In the Garden

Meet the King of Camellias

For forty-plus years, a Charleston horticulturist has nurtured historic camellias—including what’s most likely America’s oldest

Photo: Peter Frank Edwards

A bouquet of pink Margaret Higdon and white Leucantha camellias.

Sidney Frazier reaches for the dark green leaves, gently, as if clasping his grandmother’s hand. “This is the Queen of Flowers, our oldest camellia,” he says of the plant, which blooms red with a splash of white. “It’s over two hundred years old.”

Frazier is the vice president of horticulture at Middleton Place, a colonial-era plantation turned house museum along the Ashley River just outside Charleston, South Carolina, where he oversees the oldest landscaped gardens in America. Just as storied, though, are the property’s ten thousand pink, red, and white camellias, cold-tolerant shrubs native to Asia that bloom November through January. Some blossoms are floppy, wavy with petals, others so symmetrical and delicate they almost look like porcelain. One, that Queen of Flowers, is very likely the nation’s oldest camellia.

Photo: Peter Frank Edwards

Sidney Frazier pruning Camellia japonica blooms at Middleton Plantation.

Frazier considers himself the guardian of them all—he has tended the flowering shrubs for more than forty years. And although he has planted a handful of camellias over the decades, most are older than him. Walking along one of Middleton’s brick paths, the sixty-one-year-old peers through his glasses, examining his charges like a doctor. “Camellias are not high-maintenance, and they love the environment here,” he says in an easygoing tone that might baffle those who find daunting the prospect of keeping
masses of  centuries-old shrubs alive, including rare specimens among the more than one thousand cultivars and species. “I prune for shape and form, letting air flow through the plant so it can breathe. Some camellias grow over the top of a path, so that as they bloom, you walk through a tunnel of flowers.”

As a boy, Frazier discovered plant cycles and patience while growing up on his grandparents’ sharecropped patch of land on nearby James Island. His first sight of Middleton came when he was seventeen and hired for a summer job in 1974. “I saw the terraces and the lakes and the ponds, and it just did something to me,” he says. “I felt a connection. I thought this type of garden only existed in England or Italy, but I never knew this existed in South Carolina, in my backyard.”
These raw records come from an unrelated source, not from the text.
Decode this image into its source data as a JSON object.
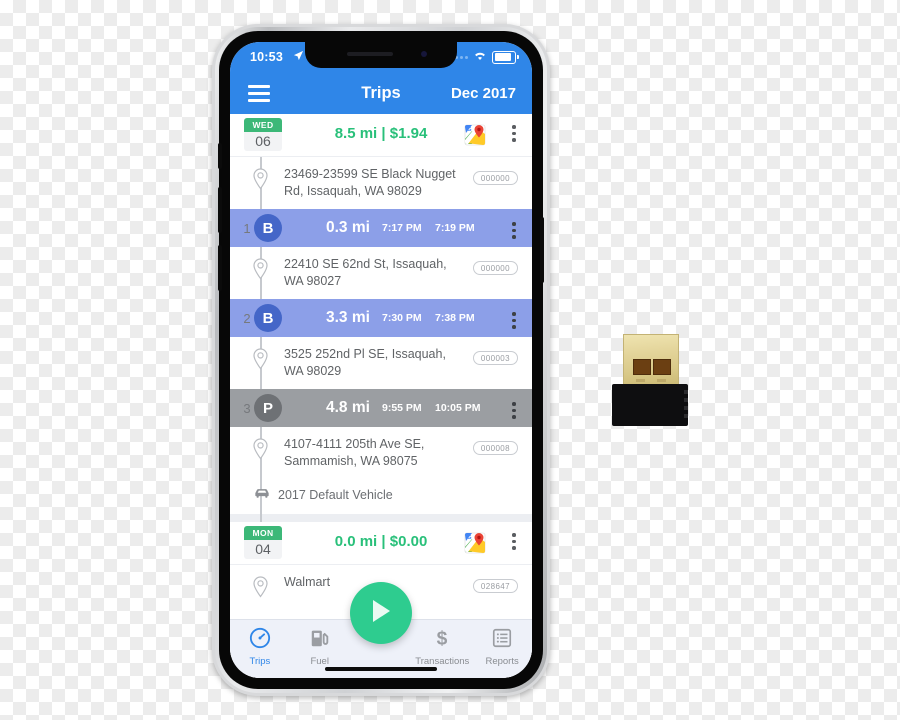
{
  "phone": {
    "status_bar": {
      "time": "10:53",
      "location_arrow_icon": "location-arrow-icon",
      "signal_icon": "signal-dots-icon",
      "wifi_icon": "wifi-icon",
      "battery_icon": "battery-icon"
    },
    "nav_bar": {
      "menu_icon": "hamburger-menu-icon",
      "title": "Trips",
      "month": "Dec 2017"
    },
    "days": [
      {
        "dow": "WED",
        "date": "06",
        "summary": "8.5 mi | $1.94",
        "map_icon": "google-maps-icon",
        "menu_icon": "kebab-menu-icon",
        "start_address": "23469-23599 SE Black Nugget Rd, Issaquah, WA 98029",
        "start_odometer": "000000",
        "trips": [
          {
            "index": "1",
            "badge": "B",
            "type": "business",
            "distance": "0.3 mi",
            "start_time": "7:17 PM",
            "end_time": "7:19 PM",
            "end_address": "22410 SE 62nd St, Issaquah, WA 98027",
            "end_odometer": "000000"
          },
          {
            "index": "2",
            "badge": "B",
            "type": "business",
            "distance": "3.3 mi",
            "start_time": "7:30 PM",
            "end_time": "7:38 PM",
            "end_address": "3525 252nd Pl SE, Issaquah, WA 98029",
            "end_odometer": "000003"
          },
          {
            "index": "3",
            "badge": "P",
            "type": "personal",
            "distance": "4.8 mi",
            "start_time": "9:55 PM",
            "end_time": "10:05 PM",
            "end_address": "4107-4111 205th Ave SE, Sammamish, WA 98075",
            "end_odometer": "000008"
          }
        ],
        "vehicle_icon": "car-icon",
        "vehicle": "2017 Default Vehicle"
      },
      {
        "dow": "MON",
        "date": "04",
        "summary": "0.0 mi | $0.00",
        "map_icon": "google-maps-icon",
        "menu_icon": "kebab-menu-icon",
        "start_address": "Walmart",
        "start_odometer": "028647"
      }
    ],
    "fab": {
      "icon": "play-icon",
      "color": "#2ecc8f"
    },
    "tab_bar": {
      "tabs": [
        {
          "label": "Trips",
          "icon": "speedometer-icon",
          "active": true
        },
        {
          "label": "Fuel",
          "icon": "fuel-pump-icon",
          "active": false
        },
        {
          "label": "Transactions",
          "icon": "dollar-sign-icon",
          "active": false
        },
        {
          "label": "Reports",
          "icon": "list-report-icon",
          "active": false
        }
      ]
    }
  },
  "usb_device": {
    "name": "usb-dongle",
    "label": ""
  },
  "colors": {
    "nav_blue": "#2f86e8",
    "summary_green": "#29c07a",
    "business_row": "#8c9fe8",
    "personal_row": "#9b9ea2",
    "fab_green": "#2ecc8f",
    "badge_green": "#3cb878"
  }
}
Groundskeepers at Middleton admired the teenager’s curiosity, his willingness to get his hands dirty, and how Frazier asked earnest questions when he didn’t understand—“How do you prune azaleas?” “When do we fertilize?” After joining the staff at Middleton full-time in 1978, he furthered his horticultural education at nearby Trident Technical College.  Frazier now regularly answers calls from garden clubbers, leads camellia workshops and guided walks at the estate, has appeared as a frequent guest on the local show Making It Grow, and lectures at his alma mater. Today some call these sixty-five acres “Sidney’s garden,” among them Sallie Duell, chairman of Middleton’s board and a cofounder of the Charleston Horticultural Society. “Sidney has been the steward of the garden longer than any other known person, and he’s also the most hands-on of any of its caretakers,” Duell says. “It’s to Sidney’s credit that the queen camellia is still with us, the way he babies it along.”

Photo: Peter Frank Edwards

Frazier strolling Middleton’s North Green Walk.

Standing alongside that “Reine des Fleurs,” Frazier takes one of her branches gingerly in his palm. One of the first four camellias rooted here in 1786, this plant was a gift from the French botanist André Michaux to the Middleton family, wealthy indigo and rice planters who made the property their showplace. Only one of those originals—the queen—survived the Civil War and centuries of hurricanes. “After Hugo, we realized we could lose the ancient plants,” Frazier says. “If they’re gone, they’re nowhere else, so they’re really gone.”

In the years after that 1989 storm, Frazier began to attempt to propagate the queen, in an experiment called air layering. The process involves cutting into a piece of a limb, bandaging the wound in wet moss, and wrapping it in plastic wrap. “Then forget about it for six months, come back, and see if that piece is starting to root out,” he says. If the growth has established strong roots, Frazier extracts the new genetically identical piece. “The plant doesn’t even know it’s being removed from the parent,” he says. So far, Frazier has air layered six offspring from the queen and planted the most successful progeny.

“A lot of what I do takes time to be realized,” he says. “If you understand the windows Mother Nature presents to you, you will be rewarded at the right time. If you work against Mother Nature…” He shakes his head. His eyes drift above the queen to a towering magnolia tree. “The camellia is older, but the camellia needs shade,” he says. “The big magnolia, native to here, is her protector.” Just like Frazier.